Question

State Bohr's postulate of hydrogen atom which successfully explains the emission lines in the spectrum of hydrogen atom.
Use Rydberg formula to determine the wavelength of $H_{\alpha }$ line.
[Given: Rydberg constant $R=1.03{10}^7{m}^{-1}$]

Answer 1

Bohr's third postulate successfully explains emission lines. It states that "Whenever ever an electron jumps from one of its specified non-radiating orbit to another such orbit, it emits or absorbs a photon whose energy is equal to energy difference between the initial and final states".

Thus,

$E_i-E_f=hv=\frac{hc}{\lambda }$

The Rydberg formula for the Balmer series is given as,

$\frac{1}{\lambda }=R(\frac{1}{n_f^2}-\frac{1}{n_i^2})$

${}^{\prime }{R}^{\prime }$ is a constant called the Rydberg constant and its value is $1.03$ X

${10}^7{m}^{-1}$.

The $H_{\alpha }$ line of the Balmer series is obtained when an electron jumps to the second orbit ($n_f=2$) from the third orbit ($n_i=3$).
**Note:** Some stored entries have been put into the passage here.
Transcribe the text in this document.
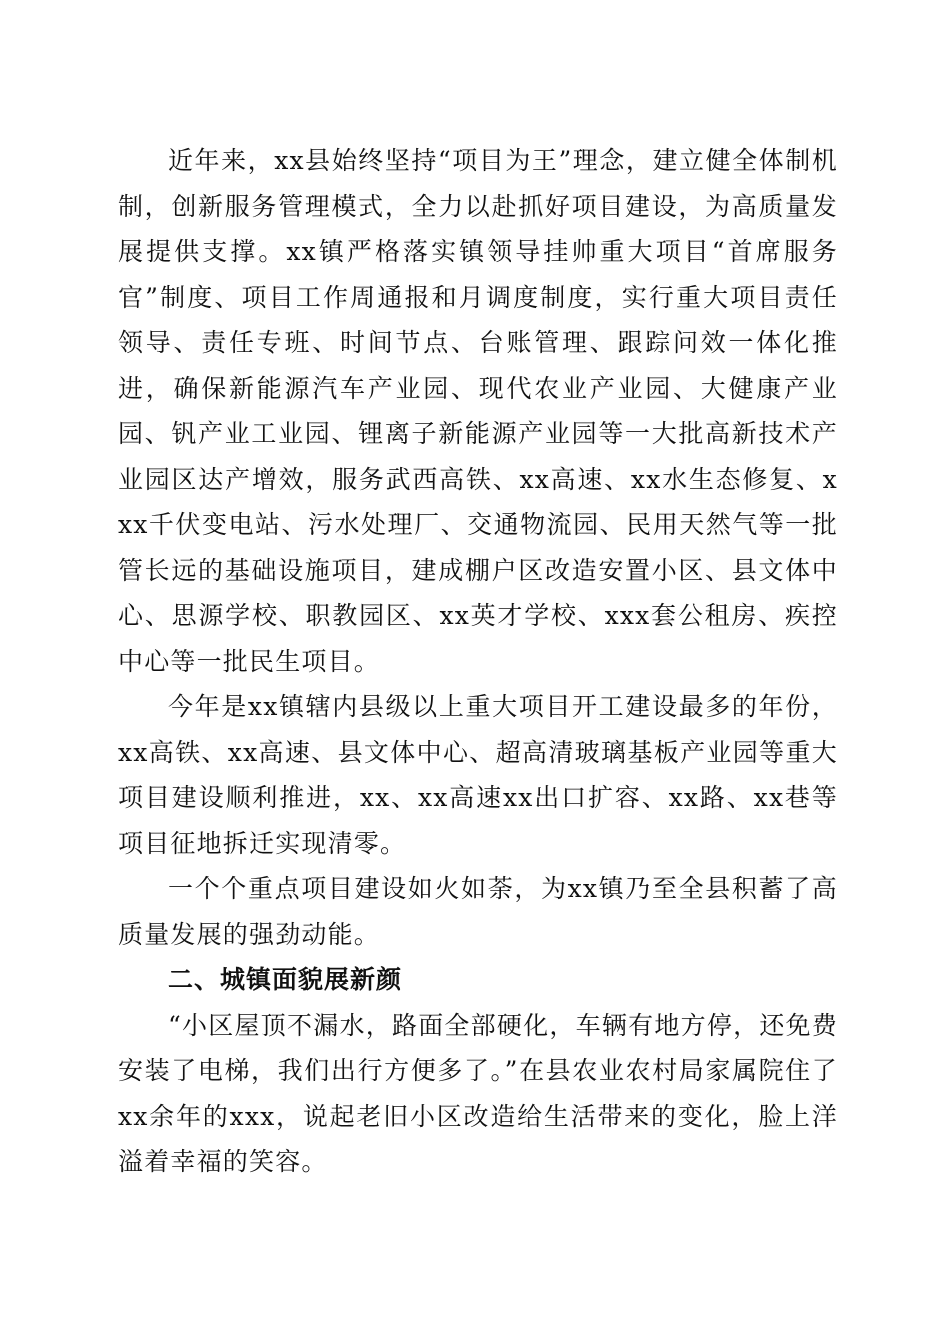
近年来，xx县始终坚持“项目为王”理念，建立健全体制机制，创新服务管理模式，全力以赴抓好项目建设，为高质量发展提供支撑。xx镇严格落实镇领导挂帅重大项目“首席服务官”制度、项目工作周通报和月调度制度，实行重大项目责任领导、责任专班、时间节点、台账管理、跟踪问效一体化推进，确保新能源汽车产业园、现代农业产业园、大健康产业园、钒产业工业园、锂离子新能源产业园等一大批高新技术产业园区达产增效，服务武西高铁、xx高速、xx水生态修复、xxx千伏变电站、污水处理厂、交通物流园、民用天然气等一批管长远的基础设施项目，建成棚户区改造安置小区、县文体中心、思源学校、职教园区、xx英才学校、xxx套公租房、疾控中心等一批民生项目。

今年是xx镇辖内县级以上重大项目开工建设最多的年份，xx高铁、xx高速、县文体中心、超高清玻璃基板产业园等重大项目建设顺利推进，xx、xx高速xx出口扩容、xx路、xx巷等项目征地拆迁实现清零。

一个个重点项目建设如火如荼，为xx镇乃至全县积蓄了高质量发展的强劲动能。

二、城镇面貌展新颜

“小区屋顶不漏水，路面全部硬化，车辆有地方停，还免费安装了电梯，我们出行方便多了。”在县农业农村局家属院住了xx余年的xxx，说起老旧小区改造给生活带来的变化，脸上洋溢着幸福的笑容。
$\frac{1}{\lambda }=1.03$ X ${10}^7(\frac{1}{2^2}-\frac{1}{3^2})$

$\frac{1}{\lambda }=1.03$ X ${10}^7(\frac{1}{4}-\frac{1}{9})$

$\frac{1}{\lambda }=1.03$ X ${10}^7\left(\frac{9-4}{9\ast 4}\right)$

$\frac{1}{\lambda }=1.03$ X ${10}^7\left(\frac{5}{36}\right)$

$\lambda =6.99$ X ${10}^{-}7$

$\lambda =699$ X ${10}^{-2}$ X ${10}^{-7}$

$\lambda =699nm$

The value of $\lambda$ lies in the visible region.